Dec 27, 2022 09:21 AM - edited Dec 27, 2022 10:30 AM
This is a Tell; not a Show.
Prompt engineering, also known as shaping prompts to get exactly what you want from GPT-3 and ChatGPT will eventually bite you.
This post is here only so that I can say 6 months from now - I tried to warn you.
The core model used by GPT-3 is text-davinci-003. GPT-4 is on the near horizon and it will be so much more advanced, the prompts you build into your applications today will be fundamentally useless with text-davinci-004.
Prompt engineering is also aptly referred to as "spell casting". You can cast spells on LLM's (large language models) quite easily to achieve favorable results. GP3, for example, glosses over intermediate steps to reach conclusions, often resulting in misleading or entirely wrong conclusions. It is especially poor at math and computations in excess of three digits. But, when you insert a simple phrase "step by step" into the prompt, it seems to get a lot smarter. In some cases, this simple prompt assertion can increase its intelligent five times.
The prompts engineered for GP2 by countless beta testers and practitioners representing hundreds of thousands of hours in effort, pretty much completely fail when applied to GP3.
NLP spell-casting is a brittle approach.
Dec 30, 2022 02:38 AM
This a very interesting topic! To start I wanted to highlight part of Wikipedia about ChatGPT:
"Its uneven factual accuracy was identified as a significant drawback." - I just love the uneven factual accuracy as term, we might adopt it in other areas of life as well.

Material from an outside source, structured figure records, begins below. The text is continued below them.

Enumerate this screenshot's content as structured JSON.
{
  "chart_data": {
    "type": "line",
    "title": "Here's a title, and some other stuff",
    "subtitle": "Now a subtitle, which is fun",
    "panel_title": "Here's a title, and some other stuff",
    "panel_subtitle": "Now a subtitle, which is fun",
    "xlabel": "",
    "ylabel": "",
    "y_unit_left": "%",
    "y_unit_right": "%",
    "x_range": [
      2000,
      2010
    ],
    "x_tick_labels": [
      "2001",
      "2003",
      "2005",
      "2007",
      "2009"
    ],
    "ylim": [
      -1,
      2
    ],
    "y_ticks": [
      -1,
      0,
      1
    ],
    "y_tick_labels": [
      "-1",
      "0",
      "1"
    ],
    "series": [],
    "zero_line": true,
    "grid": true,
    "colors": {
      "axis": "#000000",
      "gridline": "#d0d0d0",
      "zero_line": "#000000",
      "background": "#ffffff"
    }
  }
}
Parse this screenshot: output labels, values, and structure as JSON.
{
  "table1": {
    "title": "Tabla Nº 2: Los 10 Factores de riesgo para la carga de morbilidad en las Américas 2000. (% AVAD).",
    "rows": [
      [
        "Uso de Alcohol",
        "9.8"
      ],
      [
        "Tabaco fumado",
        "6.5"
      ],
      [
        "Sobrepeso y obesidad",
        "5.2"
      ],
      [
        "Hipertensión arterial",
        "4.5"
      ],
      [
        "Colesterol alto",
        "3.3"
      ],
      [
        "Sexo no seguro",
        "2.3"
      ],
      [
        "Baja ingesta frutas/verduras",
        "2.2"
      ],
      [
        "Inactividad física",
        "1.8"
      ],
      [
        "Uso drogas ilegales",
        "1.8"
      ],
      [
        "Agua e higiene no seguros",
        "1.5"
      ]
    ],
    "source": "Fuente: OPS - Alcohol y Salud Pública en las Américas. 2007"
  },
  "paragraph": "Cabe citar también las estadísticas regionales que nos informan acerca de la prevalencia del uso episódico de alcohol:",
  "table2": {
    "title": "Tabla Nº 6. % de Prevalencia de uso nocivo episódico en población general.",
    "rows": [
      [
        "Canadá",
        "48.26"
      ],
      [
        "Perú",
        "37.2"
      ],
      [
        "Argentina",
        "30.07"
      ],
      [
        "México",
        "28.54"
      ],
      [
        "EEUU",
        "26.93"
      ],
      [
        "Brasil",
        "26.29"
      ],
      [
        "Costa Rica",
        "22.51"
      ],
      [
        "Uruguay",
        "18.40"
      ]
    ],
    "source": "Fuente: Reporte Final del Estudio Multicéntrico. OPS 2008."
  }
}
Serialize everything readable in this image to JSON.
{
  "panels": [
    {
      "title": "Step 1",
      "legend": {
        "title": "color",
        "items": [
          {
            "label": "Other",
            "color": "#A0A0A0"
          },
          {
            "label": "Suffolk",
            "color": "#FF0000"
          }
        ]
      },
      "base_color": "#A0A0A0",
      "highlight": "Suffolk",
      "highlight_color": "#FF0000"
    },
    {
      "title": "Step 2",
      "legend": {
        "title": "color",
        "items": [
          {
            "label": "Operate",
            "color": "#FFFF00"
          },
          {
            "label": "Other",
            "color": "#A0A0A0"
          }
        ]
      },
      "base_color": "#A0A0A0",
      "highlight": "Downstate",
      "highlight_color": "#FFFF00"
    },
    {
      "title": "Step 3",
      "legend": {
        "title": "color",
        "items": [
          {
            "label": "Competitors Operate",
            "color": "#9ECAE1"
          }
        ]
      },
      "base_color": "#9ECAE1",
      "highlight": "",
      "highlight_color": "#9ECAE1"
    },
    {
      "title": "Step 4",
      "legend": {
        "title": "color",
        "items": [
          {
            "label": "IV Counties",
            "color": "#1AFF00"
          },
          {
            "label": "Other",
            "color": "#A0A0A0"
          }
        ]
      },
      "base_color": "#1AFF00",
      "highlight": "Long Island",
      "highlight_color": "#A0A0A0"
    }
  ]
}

In my code editor I have been using Copliot (based on GPT) for a while and it has been extremely timesaving, but I rarely use it for more than single / double line completion.
Last week I have used ChatGPT a couple of times to help me with some more advanced TypeScript types (instead of scouring Stackoverflow + TS docs). The results were useful but unevenly accurate... Sometimes through careful crafting of prompts I was able to get result, that looked exactly what I wanted it to be. Only to realize that transformation proposed by ChatGPT were how I wanted TypeScript to work, not how it really works.
I have not tried adding "step by step" or anything similar, but probably even then I will be safer with assumption that results will be unevenly factually accurate.